Le motivazioni per muovere guerra a Gheddafi erano dunque numerose e ad esse si sommano le pesanti accuse mosse da Saif al-Islam circa i presunti finanziamenti per la campagna elettorale del 2007. Ma ad avere interessi nel deporre il colonnello erano anche gli inglesi che avevano attivato contatti con leader tribali e civici della Libia orientale per la creazione di una regione semiautonoma nella Cirenaica che potesse garantire a Londra e Parigi opportunità commerciali pari all’impegno militare profuso per sconfiggere le truppe lealiste (mail dell’8 marzo 2012).

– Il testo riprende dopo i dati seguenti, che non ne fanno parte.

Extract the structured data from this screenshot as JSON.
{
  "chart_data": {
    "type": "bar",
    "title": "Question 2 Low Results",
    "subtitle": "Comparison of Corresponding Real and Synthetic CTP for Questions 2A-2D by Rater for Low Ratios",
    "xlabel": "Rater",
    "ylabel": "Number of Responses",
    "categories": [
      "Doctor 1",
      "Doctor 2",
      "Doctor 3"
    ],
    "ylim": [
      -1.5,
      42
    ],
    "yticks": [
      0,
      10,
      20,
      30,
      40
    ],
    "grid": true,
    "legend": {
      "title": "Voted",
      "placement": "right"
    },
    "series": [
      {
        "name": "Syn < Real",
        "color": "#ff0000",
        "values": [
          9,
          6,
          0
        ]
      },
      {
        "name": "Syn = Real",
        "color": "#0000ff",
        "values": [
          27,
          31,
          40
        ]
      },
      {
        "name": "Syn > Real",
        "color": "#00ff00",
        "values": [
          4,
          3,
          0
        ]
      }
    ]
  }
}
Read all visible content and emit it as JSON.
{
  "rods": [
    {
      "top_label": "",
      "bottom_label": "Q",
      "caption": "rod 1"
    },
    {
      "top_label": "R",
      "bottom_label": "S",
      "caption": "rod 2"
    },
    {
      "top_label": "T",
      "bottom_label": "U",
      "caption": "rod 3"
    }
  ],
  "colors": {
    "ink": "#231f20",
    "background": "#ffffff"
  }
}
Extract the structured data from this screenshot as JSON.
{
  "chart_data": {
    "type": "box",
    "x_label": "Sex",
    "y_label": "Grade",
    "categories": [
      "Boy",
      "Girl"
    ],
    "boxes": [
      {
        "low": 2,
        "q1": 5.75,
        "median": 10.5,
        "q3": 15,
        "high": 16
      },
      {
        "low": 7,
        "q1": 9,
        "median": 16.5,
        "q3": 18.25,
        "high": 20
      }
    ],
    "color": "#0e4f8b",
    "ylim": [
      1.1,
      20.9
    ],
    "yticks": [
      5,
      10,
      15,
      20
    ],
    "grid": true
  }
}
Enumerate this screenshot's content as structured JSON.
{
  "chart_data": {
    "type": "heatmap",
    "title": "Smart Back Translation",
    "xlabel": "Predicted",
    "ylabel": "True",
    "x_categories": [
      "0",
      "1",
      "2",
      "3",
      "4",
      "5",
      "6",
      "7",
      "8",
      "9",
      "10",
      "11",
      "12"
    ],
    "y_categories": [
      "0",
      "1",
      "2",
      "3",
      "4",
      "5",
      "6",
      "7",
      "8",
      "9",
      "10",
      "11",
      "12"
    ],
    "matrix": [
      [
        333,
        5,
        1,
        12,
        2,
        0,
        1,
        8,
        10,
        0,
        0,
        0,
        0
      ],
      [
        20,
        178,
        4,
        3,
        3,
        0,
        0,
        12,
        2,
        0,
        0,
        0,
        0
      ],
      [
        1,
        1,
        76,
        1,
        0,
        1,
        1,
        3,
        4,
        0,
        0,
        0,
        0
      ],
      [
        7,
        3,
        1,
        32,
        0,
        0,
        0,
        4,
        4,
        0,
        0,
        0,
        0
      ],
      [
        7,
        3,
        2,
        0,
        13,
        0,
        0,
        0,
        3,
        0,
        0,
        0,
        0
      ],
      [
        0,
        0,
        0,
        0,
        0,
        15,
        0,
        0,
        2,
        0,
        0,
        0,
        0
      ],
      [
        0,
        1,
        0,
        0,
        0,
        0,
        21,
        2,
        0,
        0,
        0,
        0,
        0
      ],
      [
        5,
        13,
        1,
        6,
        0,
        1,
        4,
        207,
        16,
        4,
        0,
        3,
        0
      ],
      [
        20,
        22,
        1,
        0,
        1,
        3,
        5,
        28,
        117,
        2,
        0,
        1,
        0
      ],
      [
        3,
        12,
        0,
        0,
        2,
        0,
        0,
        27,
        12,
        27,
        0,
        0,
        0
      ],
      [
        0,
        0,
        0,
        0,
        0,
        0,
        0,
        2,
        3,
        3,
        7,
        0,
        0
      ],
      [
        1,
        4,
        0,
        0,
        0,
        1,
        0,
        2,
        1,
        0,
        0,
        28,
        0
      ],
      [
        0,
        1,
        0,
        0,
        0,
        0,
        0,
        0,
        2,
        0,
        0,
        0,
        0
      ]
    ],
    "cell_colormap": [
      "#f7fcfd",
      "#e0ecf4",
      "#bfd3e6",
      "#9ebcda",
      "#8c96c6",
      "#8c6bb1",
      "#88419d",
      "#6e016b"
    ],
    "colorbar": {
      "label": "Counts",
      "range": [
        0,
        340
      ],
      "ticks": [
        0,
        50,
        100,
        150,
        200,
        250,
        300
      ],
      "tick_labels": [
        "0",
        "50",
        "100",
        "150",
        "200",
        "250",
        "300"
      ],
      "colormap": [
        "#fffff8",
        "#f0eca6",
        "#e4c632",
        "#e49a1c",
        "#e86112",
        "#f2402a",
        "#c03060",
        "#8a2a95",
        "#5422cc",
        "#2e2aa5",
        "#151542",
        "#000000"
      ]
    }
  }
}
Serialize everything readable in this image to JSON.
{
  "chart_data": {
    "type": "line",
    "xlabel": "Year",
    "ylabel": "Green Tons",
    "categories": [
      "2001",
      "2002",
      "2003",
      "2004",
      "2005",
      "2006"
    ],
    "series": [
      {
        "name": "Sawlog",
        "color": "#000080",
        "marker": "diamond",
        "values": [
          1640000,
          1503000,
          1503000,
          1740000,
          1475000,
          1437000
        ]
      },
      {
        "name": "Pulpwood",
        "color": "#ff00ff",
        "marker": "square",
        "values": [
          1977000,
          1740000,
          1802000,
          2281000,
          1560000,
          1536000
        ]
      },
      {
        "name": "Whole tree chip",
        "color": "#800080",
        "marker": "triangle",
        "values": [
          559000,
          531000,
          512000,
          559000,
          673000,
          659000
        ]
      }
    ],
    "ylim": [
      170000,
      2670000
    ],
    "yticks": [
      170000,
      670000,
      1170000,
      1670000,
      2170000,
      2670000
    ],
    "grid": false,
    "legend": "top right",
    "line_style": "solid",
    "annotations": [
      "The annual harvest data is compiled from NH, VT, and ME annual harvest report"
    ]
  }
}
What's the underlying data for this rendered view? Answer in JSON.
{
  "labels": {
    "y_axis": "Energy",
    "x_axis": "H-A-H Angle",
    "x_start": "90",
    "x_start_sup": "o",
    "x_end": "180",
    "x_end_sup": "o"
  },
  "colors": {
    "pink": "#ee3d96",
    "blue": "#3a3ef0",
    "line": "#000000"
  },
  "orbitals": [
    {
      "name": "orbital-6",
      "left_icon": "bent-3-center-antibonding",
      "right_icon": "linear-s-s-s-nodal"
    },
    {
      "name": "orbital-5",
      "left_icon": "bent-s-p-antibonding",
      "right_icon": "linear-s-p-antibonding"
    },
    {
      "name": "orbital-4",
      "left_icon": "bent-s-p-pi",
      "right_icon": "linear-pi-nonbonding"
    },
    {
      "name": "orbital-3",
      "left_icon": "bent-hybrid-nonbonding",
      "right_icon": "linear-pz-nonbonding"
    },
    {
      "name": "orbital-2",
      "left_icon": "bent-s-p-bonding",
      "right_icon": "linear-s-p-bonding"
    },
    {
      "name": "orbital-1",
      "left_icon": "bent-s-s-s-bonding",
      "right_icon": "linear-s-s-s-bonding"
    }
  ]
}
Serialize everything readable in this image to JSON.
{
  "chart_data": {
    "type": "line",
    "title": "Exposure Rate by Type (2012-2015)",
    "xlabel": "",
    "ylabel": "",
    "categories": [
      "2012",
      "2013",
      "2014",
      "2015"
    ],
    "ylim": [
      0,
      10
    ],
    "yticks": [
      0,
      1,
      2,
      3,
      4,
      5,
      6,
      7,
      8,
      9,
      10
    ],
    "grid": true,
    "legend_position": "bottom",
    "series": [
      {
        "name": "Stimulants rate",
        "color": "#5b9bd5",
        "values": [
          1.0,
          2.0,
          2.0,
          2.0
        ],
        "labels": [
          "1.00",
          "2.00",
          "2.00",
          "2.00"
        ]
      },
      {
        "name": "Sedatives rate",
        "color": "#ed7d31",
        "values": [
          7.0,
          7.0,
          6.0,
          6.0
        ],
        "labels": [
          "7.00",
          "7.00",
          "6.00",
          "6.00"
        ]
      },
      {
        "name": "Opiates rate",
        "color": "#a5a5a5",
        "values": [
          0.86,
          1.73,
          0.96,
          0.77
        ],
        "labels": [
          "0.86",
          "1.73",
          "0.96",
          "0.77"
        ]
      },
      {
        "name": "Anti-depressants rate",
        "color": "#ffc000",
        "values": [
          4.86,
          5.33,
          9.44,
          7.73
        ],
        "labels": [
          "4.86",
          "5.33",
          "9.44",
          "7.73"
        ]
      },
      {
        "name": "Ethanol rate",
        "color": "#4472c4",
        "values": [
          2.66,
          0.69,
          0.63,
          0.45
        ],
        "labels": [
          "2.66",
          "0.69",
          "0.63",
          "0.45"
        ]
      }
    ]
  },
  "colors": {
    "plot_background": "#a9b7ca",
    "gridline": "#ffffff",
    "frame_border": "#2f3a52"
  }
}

A cinque anni di distanza da quegli eventi e alla vigilia di un possibile nuovo intervento in Libia per arginare l’avanzata dello Stato Islamico, l’affermazione di un navigato praticante della realpolitik quale Henry Kissinger secondo cui le guerre non si fanno mai per il beneficio dell’umanità ma per interessi nazionali risuonano quanto mai verificate.